O advogado previdenciário Sérgio Henrique Salvador, professor do Instituto Brasileiro de Estudos Previdenciários (IBEP), conta que se houver diferentes graus de deficiência, o segurado poderá fazer a conversão para períodos iguais. “A portaria estabelece ainda o prazo de dois anos para identificação e avaliação dos deficientes para concessão de aposentadoria. Este prazo é super importante porque o segurado terá uma previsão de quando vai se aposentar e, se não concordar com o resultado da perícia médica, poderá discutir o assunto na Justiça.

Regulamentação

A Lei Complementar 142 foi criada para regulamentar o parágrafo 1º do artigo 201 da Constituição Federal e prevê que os segurados portadores de deficiência possam se aposentar mais cedo, dependendo do grau de sua deficiência, que foi subdividida em leve, moderada e grave. O advogado previdenciário Sérgio Henrique Salvador, professor do Instituto Brasileiro de Estudos Previdenciários (IBEP), explica que a nova lei foi sancionada 8 de maio deste ano, mas só entrou em vigor seis meses após sua publicação no Diário Oficial da União (DOU).

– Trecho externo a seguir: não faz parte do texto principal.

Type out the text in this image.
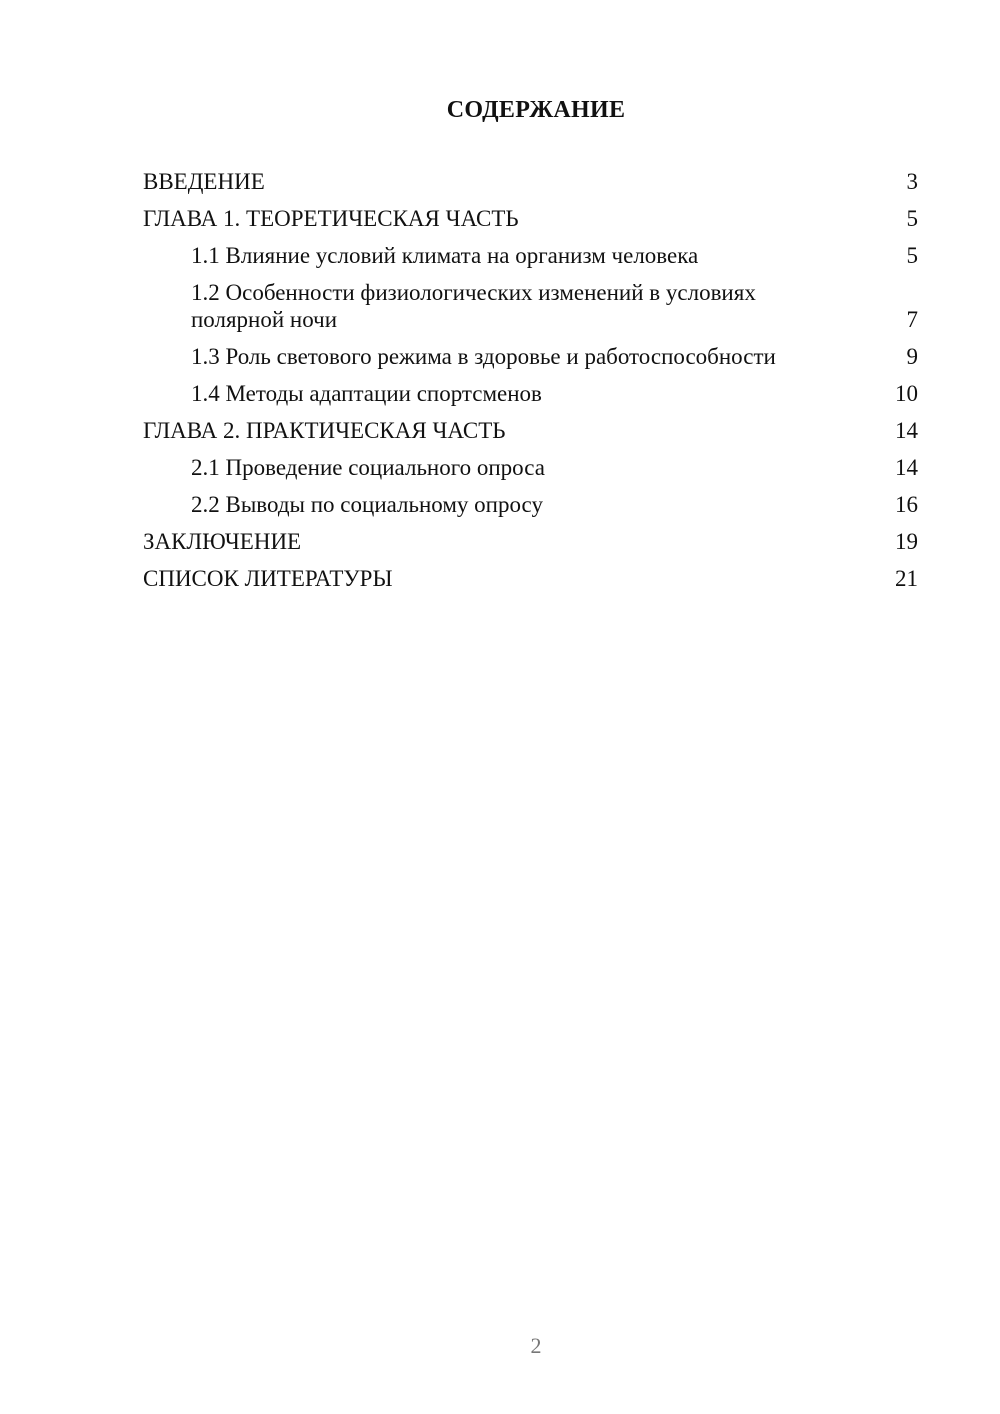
СОДЕРЖАНИЕ
ВВЕДЕНИЕ	3
ГЛАВА 1. ТЕОРЕТИЧЕСКАЯ ЧАСТЬ	5
1.1 Влияние условий климата на организм человека	5
1.2 Особенности физиологических изменений в условиях полярной ночи	7
1.3 Роль светового режима в здоровье и работоспособности	9
1.4 Методы адаптации спортсменов	10
ГЛАВА 2. ПРАКТИЧЕСКАЯ ЧАСТЬ	14
2.1 Проведение социального опроса	14
2.2 Выводы по социальному опросу	16
ЗАКЛЮЧЕНИЕ	19
СПИСОК ЛИТЕРАТУРЫ	21
2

Para ter direito à aposentadoria especial, o trabalhador terá de comprovar a existência de deficiência física, auditiva, intelectual ou sensorial e o seu grau de acometimento. O advogado Sérgio Henrique Salvador explica que os incisos I, II e III do artigo 3º da nova lei estabelecem que o segurado portador de deficiência poderá requerer a aposentadoria por tempo de contribuição. Neste caso, se a deficiência for grave, o benefício será concedido com 25 anos de contribuição, se homem, e com 20 anos, se mulher.

Se a deficiência for moderada, a aposentadoria será concedida aos 29 anos de contribuição para homens e 24 anos para mulheres. Já se a deficiência for leve, o segurado terá direito ao benefício com 33 anos de contribuição, se homem, e 28 anos, se mulher. “Na prática, a lei prevê que quanto maior o grau de deficiência menor será o tempo de contribuição e não há exigência de idade mínima”, explica Salvador.

O novo dispositivo, segundo Theodoro Vicente Agostinho, prevê ainda aposentadoria por idade. O benefício está assegurado no inciso IV do artigo 3º. “Neste caso, o benefício será concedido independentemente do grau de deficiência, desde que comprovado os 60 anos de idade para homens e 55 anos para mulher”, ressalta Agostinho. Ele lembra ainda que para a concessão da aposentadoria por idade será preciso que o segurado tenha cumprido carência mínima de 15 anos, além da existência da deficiência por igual período.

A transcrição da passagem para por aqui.